[情報] 獄中での政治参加を保証せよ
──釜ヶ崎地域合同労組委員長 稲垣浩
受刑者にも選挙権を!
滋賀刑務所の前には道路があり、今年7月11日に執行された参議院議員選挙に立候補した候補者の選挙カーのスピーカーが、候補者の名前と投票を呼びかけていました。免業日(懲役のない日、土・日曜日等)は私の居る独居房ではよく聞こえました。
官から回覧される新聞には「棄権せず投票に行きましょう」と書かれ、また房内のスピーカーから流されるNHKのニュースや、房内に備え付けられたテレビ(夜7時から視聴できます)でも、NHKのニュースは選挙戦が始まると選挙関連ニュースや党首等の動向を放映していました。
私は滋賀刑務所で懲役刑に服していましたが、「選挙はできるもの」と思っていました。刑務所の待遇改善等に積極的に取り組んでいる党の候補者に投票しようと決めていました。私が住民登録をしている大阪市西成区の釜ヶ崎解放会館に投票の案内状が届くか、あるいは私の居る滋賀刑務所に届くか、期待をして待っていました。しかし分かったことは、《選挙人名簿には載っているが、投票はできない》ということでした。
私は懲役刑の判決を受け、納得はしていないものの刑に服し、刑務所から指示された所定の作業を拒否することなく行ってきました。
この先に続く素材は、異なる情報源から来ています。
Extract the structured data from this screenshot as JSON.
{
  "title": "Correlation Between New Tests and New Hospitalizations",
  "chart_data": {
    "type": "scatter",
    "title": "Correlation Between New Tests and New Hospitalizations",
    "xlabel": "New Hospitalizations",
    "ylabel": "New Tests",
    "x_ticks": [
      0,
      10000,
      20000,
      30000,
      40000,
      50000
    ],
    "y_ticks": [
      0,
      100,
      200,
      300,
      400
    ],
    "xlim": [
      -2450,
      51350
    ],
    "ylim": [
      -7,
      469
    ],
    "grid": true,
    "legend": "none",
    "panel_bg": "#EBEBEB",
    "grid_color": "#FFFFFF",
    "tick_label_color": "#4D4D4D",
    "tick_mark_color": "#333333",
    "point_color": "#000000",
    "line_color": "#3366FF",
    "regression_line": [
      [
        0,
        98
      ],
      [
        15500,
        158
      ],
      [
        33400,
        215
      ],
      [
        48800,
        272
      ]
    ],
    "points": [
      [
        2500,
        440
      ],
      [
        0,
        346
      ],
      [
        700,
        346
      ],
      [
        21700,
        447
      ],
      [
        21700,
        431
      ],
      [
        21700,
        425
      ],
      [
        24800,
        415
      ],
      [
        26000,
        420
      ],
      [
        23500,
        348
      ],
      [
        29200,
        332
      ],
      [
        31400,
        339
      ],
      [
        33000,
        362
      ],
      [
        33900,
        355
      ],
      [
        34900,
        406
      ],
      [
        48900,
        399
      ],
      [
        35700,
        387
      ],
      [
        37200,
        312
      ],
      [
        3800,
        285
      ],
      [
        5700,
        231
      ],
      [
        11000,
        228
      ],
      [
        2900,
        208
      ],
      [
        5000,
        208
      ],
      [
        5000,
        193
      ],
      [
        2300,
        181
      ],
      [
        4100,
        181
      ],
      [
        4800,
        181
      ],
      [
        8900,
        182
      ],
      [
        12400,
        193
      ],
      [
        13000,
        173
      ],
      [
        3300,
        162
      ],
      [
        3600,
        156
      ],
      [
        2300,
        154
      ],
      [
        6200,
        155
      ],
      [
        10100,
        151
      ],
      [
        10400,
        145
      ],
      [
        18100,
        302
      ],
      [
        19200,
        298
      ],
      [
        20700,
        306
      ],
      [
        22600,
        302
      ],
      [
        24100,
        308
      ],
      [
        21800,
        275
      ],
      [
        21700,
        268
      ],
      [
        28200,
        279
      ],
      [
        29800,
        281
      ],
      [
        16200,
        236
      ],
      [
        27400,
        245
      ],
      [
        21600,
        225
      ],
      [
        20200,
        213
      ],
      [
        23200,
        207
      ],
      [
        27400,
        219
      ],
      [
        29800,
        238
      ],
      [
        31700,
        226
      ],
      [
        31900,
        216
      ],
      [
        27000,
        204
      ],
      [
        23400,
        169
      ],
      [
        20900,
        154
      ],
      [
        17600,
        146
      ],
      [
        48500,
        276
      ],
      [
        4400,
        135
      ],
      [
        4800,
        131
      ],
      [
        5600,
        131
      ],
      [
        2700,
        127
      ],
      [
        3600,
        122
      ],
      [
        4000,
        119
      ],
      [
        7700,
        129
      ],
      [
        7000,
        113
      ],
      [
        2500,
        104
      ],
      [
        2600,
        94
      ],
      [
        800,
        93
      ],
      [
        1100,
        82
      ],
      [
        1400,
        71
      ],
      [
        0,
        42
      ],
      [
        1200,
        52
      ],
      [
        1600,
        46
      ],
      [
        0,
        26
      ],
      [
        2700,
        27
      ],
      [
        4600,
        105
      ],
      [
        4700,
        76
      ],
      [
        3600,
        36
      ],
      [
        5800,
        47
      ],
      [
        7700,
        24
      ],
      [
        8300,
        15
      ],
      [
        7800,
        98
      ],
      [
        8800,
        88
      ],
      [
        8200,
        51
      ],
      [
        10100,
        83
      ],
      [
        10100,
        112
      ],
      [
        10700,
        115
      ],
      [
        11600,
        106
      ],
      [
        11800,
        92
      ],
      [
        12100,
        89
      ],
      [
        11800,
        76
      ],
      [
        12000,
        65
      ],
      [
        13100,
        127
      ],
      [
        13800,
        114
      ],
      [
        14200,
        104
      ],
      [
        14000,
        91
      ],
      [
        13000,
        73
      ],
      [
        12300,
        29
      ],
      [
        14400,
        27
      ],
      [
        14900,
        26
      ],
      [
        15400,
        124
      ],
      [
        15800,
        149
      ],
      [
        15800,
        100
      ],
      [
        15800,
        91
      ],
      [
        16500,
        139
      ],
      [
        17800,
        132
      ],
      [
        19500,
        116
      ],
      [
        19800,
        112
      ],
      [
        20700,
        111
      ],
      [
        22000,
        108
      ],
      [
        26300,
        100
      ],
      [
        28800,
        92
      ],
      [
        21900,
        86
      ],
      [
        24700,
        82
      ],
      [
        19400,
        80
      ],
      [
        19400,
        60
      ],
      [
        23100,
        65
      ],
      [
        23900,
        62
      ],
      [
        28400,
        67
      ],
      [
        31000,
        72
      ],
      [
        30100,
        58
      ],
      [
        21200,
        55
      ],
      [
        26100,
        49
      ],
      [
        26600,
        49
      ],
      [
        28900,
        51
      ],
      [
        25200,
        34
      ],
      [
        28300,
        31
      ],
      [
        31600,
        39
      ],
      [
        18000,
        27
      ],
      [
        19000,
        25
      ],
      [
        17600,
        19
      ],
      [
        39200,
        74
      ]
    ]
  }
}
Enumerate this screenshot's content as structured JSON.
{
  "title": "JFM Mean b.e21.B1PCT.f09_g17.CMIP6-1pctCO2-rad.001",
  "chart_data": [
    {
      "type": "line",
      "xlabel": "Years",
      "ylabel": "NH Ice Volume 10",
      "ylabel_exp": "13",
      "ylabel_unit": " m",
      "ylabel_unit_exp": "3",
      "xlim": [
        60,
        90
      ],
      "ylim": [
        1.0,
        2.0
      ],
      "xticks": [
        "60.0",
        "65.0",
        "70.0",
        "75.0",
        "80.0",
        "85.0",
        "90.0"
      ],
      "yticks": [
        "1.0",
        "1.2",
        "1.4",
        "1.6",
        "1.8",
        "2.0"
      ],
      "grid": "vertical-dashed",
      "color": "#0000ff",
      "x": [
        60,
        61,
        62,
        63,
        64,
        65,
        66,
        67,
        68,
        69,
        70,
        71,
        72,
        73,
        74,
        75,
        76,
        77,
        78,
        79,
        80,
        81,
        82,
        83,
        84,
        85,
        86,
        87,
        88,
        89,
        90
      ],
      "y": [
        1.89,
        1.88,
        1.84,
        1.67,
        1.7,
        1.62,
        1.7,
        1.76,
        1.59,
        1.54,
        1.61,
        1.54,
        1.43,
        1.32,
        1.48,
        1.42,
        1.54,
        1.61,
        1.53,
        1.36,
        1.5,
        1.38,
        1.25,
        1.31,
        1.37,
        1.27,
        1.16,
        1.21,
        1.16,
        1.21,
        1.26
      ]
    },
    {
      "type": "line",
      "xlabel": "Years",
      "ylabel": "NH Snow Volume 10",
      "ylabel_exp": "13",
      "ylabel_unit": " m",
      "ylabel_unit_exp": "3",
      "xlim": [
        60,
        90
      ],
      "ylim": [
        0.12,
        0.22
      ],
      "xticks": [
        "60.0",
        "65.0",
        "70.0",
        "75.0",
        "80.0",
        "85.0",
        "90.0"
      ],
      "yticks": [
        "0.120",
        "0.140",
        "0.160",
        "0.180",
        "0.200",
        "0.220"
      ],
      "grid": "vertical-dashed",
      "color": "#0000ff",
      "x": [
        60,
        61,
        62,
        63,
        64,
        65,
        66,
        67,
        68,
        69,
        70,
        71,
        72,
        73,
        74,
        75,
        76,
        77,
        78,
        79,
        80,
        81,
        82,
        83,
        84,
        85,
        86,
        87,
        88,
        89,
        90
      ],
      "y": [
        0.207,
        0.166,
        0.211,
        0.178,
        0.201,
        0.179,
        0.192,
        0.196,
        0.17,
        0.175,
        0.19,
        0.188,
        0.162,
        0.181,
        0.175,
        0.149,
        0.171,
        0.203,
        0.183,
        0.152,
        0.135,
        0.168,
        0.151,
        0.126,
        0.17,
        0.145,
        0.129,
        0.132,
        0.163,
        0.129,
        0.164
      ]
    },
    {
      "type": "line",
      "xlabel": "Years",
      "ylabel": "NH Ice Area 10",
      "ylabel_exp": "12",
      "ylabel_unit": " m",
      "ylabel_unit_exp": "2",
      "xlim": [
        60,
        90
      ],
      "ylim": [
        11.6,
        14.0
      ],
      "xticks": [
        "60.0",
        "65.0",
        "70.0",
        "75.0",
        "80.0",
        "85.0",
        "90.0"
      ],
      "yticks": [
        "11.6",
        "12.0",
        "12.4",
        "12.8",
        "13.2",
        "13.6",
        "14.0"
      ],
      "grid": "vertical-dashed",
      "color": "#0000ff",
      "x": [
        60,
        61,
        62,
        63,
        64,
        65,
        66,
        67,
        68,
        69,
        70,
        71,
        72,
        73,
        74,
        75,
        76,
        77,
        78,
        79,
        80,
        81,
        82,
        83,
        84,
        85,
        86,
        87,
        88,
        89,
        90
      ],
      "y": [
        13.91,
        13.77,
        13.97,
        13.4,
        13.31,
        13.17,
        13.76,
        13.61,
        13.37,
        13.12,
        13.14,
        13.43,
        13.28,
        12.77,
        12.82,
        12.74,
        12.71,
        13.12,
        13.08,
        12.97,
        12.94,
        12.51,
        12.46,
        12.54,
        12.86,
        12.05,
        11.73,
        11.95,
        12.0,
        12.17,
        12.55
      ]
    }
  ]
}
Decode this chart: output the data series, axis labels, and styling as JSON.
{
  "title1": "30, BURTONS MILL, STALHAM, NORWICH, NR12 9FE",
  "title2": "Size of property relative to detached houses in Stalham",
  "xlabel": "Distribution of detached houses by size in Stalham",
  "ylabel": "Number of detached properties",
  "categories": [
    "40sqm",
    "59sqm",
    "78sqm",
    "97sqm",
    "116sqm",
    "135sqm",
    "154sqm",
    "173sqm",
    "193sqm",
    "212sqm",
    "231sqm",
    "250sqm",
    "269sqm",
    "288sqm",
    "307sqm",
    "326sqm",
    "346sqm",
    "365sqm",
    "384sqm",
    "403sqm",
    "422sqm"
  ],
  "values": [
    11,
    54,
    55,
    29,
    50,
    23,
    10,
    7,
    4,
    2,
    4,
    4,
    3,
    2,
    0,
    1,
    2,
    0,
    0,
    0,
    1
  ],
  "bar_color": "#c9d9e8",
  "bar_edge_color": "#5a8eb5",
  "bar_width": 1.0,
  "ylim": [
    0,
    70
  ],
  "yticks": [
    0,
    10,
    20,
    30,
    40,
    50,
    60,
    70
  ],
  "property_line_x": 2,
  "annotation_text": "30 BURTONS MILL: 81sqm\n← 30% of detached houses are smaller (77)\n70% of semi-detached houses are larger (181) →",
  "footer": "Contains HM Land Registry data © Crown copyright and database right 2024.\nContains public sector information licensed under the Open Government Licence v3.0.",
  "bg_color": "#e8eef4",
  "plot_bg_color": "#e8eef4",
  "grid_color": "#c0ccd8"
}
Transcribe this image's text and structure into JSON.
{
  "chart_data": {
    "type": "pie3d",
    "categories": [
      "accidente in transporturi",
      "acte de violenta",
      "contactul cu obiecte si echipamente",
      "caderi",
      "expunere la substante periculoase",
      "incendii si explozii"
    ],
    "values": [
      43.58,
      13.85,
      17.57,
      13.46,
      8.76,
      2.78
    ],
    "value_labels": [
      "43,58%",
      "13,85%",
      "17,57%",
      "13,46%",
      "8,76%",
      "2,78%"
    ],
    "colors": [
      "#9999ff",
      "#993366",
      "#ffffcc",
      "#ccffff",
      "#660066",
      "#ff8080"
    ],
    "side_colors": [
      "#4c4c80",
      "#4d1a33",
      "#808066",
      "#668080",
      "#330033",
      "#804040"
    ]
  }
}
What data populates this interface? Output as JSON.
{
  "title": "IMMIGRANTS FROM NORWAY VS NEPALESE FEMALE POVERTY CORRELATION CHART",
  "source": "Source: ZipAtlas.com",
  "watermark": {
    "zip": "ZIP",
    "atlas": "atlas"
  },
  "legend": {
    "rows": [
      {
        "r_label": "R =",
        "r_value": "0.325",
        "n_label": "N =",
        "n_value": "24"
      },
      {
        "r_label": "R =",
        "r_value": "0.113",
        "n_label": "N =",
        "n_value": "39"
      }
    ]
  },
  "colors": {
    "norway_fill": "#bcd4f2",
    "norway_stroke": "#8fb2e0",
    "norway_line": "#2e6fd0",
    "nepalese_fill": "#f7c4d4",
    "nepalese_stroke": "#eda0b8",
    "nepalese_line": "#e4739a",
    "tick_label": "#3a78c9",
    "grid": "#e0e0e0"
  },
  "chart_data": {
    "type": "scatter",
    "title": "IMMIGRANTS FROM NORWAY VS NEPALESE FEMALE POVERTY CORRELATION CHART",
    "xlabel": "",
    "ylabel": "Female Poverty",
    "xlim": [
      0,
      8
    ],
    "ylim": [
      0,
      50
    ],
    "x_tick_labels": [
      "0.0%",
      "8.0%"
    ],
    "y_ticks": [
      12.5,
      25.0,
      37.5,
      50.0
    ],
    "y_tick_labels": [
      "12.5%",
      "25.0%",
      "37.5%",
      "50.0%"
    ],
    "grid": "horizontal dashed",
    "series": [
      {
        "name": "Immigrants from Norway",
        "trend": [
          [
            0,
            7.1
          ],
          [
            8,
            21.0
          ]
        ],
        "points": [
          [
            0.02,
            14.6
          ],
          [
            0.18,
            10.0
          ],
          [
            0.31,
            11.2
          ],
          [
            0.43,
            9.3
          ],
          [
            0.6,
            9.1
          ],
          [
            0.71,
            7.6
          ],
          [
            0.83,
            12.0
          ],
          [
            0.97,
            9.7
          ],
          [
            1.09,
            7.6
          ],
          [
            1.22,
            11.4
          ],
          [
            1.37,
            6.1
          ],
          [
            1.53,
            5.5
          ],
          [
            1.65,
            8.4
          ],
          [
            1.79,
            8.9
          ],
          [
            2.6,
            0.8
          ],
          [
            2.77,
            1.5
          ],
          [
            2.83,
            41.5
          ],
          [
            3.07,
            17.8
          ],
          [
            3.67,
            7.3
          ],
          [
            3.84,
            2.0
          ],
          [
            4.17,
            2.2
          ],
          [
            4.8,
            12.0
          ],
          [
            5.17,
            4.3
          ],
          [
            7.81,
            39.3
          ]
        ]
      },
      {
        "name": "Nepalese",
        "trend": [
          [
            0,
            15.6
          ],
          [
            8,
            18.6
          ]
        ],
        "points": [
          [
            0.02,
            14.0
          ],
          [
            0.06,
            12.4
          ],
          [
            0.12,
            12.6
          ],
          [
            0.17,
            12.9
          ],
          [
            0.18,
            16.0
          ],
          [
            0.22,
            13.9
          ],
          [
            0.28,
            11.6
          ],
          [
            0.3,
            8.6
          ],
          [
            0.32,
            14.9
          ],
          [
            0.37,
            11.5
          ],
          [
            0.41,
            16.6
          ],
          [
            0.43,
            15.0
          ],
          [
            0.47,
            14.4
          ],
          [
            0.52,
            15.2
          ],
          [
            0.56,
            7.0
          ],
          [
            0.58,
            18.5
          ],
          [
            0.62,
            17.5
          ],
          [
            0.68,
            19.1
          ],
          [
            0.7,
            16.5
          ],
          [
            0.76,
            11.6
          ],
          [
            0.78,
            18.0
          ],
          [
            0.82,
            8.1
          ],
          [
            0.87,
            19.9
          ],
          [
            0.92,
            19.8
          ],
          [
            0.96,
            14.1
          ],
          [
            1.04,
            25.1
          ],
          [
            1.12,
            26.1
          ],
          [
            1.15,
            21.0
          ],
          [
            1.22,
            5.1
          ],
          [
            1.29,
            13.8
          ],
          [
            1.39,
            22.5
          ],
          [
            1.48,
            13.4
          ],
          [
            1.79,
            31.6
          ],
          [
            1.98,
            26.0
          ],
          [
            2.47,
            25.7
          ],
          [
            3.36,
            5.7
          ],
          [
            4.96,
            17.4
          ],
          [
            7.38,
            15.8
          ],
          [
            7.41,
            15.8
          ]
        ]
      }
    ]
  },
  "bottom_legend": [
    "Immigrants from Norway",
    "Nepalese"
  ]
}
刑務所での私の義務は、これだけではないでしょうか。
私(受刑者)の権利はどう行使できるのでしょうか。公民権を剥奪され、この国の行く末を決める国政選挙に受刑者が参加できないということは、閉鎖的な塀の中でもがき苦しむ受刑者の状況が改善されずに続いてゆくことであり、受刑者の憲法に保障された人権が踏みにじられる状況が永遠に続くことになりはしないでしょうか。受刑者が政治に参加することは、受刑者の人権が守られることと同時に、待遇の改善が図られることにつながるのではないでしょうか。
刑務所の中に政治の風が吹き抜けてゆくことは、受刑者にとって希望の光となることでしょう。私は今から30年ほど前に、大阪市議選に初めて立候補しました。それまでは選挙カーはおろか、投票を呼びかける選挙管理委員会の宣伝カーすら来なかった釜ヶ崎に、今では選挙のたびに選挙カーが地区内を走り、地区内の小学校では候補者の演説会が行われ、候補者が地区内を歩くようにもなりました。
政党が見向きもしなかった釜ヶ崎に政治の風が吹くようになり、日雇労働者の人々が釜ヶ崎に住民登録をして投票行動に参加することにつながっていったのです。日雇労働者の声が政治に反映されることを願って。
刑務所においても、受刑者の声が政治に反映されることは、社会にとって重要なことではないでしょうか。刑務所の中で候補者の演説会が行われることになれば、そのときこそ日本国憲法で保障された法の下の平等が日本に確立されたと言えましょう。